Editing changes that affect the image are immediately reflected by changes to the image.
Load case graphics
The reference point is indicated by a little blue circle and the reference axis is also shown in blue.
With the load case editing facilities what is of interest is indicated by circles of a dark cyan color. These circles are slightly larger than the red cursor circle.
Two concentric circles indicate the point with the focus in the three point method, while the other two points are indicated by single circles.
Two concentric circles also indicate the subject of a yield computation.
With a computation result display three concentric circles indicate the location of the axial load (if there is an axial load). If this is outside the area that displays the cross-section the scale of the image is reduced so that it is accommodated. The axial load can possibly be some distance from the cross section so that the reduction is scale affects the readability of the cross section image. There is a button to hide the axial load location that overcomes this problem.
Editing the graphic image
When the selected file has no components the background will be white. As components are added the image display will remain blank white until there are objects with more than one X value and more than one Y value.
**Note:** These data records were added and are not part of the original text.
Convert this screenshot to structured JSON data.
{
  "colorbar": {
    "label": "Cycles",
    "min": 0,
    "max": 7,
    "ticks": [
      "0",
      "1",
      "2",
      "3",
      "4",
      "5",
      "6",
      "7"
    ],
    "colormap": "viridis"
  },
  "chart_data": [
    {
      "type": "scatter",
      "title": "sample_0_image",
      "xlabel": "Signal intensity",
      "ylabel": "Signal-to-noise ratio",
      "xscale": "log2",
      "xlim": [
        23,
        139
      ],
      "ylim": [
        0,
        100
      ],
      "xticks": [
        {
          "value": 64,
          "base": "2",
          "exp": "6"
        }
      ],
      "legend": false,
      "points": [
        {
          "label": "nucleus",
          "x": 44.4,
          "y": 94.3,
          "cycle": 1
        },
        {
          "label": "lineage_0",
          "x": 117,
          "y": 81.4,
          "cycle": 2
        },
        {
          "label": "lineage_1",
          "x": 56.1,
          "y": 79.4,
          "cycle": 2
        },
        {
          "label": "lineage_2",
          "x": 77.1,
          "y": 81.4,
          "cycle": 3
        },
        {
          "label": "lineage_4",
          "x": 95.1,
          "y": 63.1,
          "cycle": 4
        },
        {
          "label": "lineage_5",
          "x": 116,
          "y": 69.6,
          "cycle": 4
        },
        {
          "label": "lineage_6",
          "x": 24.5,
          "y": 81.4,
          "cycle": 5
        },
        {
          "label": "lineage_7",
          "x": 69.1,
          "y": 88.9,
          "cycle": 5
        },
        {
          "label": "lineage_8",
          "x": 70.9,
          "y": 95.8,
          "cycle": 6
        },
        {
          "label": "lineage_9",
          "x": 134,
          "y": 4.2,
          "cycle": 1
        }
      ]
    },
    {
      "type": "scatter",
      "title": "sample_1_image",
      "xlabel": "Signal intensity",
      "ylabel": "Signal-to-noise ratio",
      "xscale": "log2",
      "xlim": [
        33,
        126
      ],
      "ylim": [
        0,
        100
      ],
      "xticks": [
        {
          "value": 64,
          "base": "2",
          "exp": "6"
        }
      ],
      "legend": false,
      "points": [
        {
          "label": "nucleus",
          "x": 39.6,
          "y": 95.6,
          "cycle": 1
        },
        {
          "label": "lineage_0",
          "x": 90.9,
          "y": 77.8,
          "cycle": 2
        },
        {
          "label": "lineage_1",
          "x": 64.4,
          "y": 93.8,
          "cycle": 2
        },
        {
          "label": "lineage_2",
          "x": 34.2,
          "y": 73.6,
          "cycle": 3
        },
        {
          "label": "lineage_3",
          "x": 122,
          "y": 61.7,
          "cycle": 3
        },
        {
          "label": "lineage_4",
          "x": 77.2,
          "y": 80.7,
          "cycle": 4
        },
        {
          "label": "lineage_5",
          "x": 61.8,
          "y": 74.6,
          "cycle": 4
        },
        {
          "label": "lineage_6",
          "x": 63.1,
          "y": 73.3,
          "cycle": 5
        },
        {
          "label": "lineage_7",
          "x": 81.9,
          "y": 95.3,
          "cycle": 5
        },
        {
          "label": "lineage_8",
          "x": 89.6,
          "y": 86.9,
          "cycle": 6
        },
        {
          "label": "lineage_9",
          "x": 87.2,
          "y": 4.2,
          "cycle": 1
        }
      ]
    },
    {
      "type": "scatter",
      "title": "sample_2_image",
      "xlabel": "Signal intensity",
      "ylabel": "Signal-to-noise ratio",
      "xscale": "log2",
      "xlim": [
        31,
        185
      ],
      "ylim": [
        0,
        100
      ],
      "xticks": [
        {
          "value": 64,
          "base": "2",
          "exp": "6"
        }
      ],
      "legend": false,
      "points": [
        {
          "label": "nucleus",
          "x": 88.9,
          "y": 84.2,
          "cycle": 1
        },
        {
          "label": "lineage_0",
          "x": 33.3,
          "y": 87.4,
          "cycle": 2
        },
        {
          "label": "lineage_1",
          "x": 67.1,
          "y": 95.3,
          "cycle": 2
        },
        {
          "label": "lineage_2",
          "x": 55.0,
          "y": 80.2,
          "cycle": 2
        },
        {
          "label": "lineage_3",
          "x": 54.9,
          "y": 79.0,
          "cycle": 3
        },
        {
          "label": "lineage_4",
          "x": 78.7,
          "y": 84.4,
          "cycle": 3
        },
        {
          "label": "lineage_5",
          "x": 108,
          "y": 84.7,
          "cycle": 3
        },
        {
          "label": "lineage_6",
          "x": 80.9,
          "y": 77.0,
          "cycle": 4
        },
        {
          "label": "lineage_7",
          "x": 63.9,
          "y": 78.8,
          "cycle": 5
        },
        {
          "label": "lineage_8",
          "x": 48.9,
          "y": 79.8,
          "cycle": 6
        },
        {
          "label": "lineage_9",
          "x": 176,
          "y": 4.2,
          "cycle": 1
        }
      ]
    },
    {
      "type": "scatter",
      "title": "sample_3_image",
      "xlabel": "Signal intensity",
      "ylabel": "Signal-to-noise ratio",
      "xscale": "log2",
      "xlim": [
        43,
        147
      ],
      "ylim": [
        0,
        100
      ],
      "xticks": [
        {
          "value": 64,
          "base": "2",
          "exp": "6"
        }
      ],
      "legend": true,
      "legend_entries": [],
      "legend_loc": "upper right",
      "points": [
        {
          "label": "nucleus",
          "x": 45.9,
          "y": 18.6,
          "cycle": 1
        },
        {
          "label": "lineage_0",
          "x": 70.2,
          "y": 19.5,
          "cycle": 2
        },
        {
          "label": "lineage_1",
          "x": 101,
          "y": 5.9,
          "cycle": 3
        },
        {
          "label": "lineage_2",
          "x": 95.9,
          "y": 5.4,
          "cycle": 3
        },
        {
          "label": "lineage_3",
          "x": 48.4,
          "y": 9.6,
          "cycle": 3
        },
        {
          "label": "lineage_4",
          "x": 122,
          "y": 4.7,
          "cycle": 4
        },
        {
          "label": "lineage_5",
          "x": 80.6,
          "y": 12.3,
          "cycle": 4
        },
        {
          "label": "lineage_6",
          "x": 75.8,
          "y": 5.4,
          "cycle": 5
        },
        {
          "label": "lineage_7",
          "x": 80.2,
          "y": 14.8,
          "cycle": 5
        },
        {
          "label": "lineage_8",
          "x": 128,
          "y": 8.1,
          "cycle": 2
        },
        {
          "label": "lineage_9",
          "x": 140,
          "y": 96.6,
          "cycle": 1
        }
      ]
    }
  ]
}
Here the word ‘object’ means either a corner of a shape component, a point in a point component or a stress/strain in the description of a material. These objects are in a sequence and are numbered; 0, 1, 2, …. .
The data pertaining to an individual object is presented on a moveable panel. These panels are similar to corresponding displays on the iPhone with two toolbars at the top, although the top toolbar has only one button being the ‘+’ button. The second toolbar is the same as that on the iPhone: the Next and Back buttons moving the subject forward and backward through the sequence of objects. Also the object kind and sequence number is indicated by a label in the centre of the toolbar.
The red cursor circle indicates the subject object on the graphic image. Also in the case of a shape component or a stress/strain relationship the line between the subject object and the next object is red. This is intended to indicate where an added new object would appear.
The ‘+’ button in the top right corner will add an object in the sequence after the object that is the subject. If the subject object is not the last the new object will have X, Y values that are half way between that subject object and the next object. Those new X, Y values can then be changed to whatever is required. If, on the other hand, that subject object was the last the new object X, Y values are copied from that subject object. Although those new X, Y values can still be changed to whatever is required the new object is not obvious on the graphic image. In a point component such lost objects make the computations erroneous. The automatic geometry check that happens when a load case is opened should pick up such lost points. The error message is ‘Point components clash at …’.
As with the previous versions a tap on the object identifier on the toolbar will cause a red delete button to appear and a tap on that will delete that object from the sequence.
Also, as with the previous version when an object is added or deleted the sequence numbers are reassigned to all the objects after that added or deleted object.
Similar panels are use for the result details display that presents information about an individual object. On these panels the top toolbar is replaced by a selection box so the user can select the component of interest.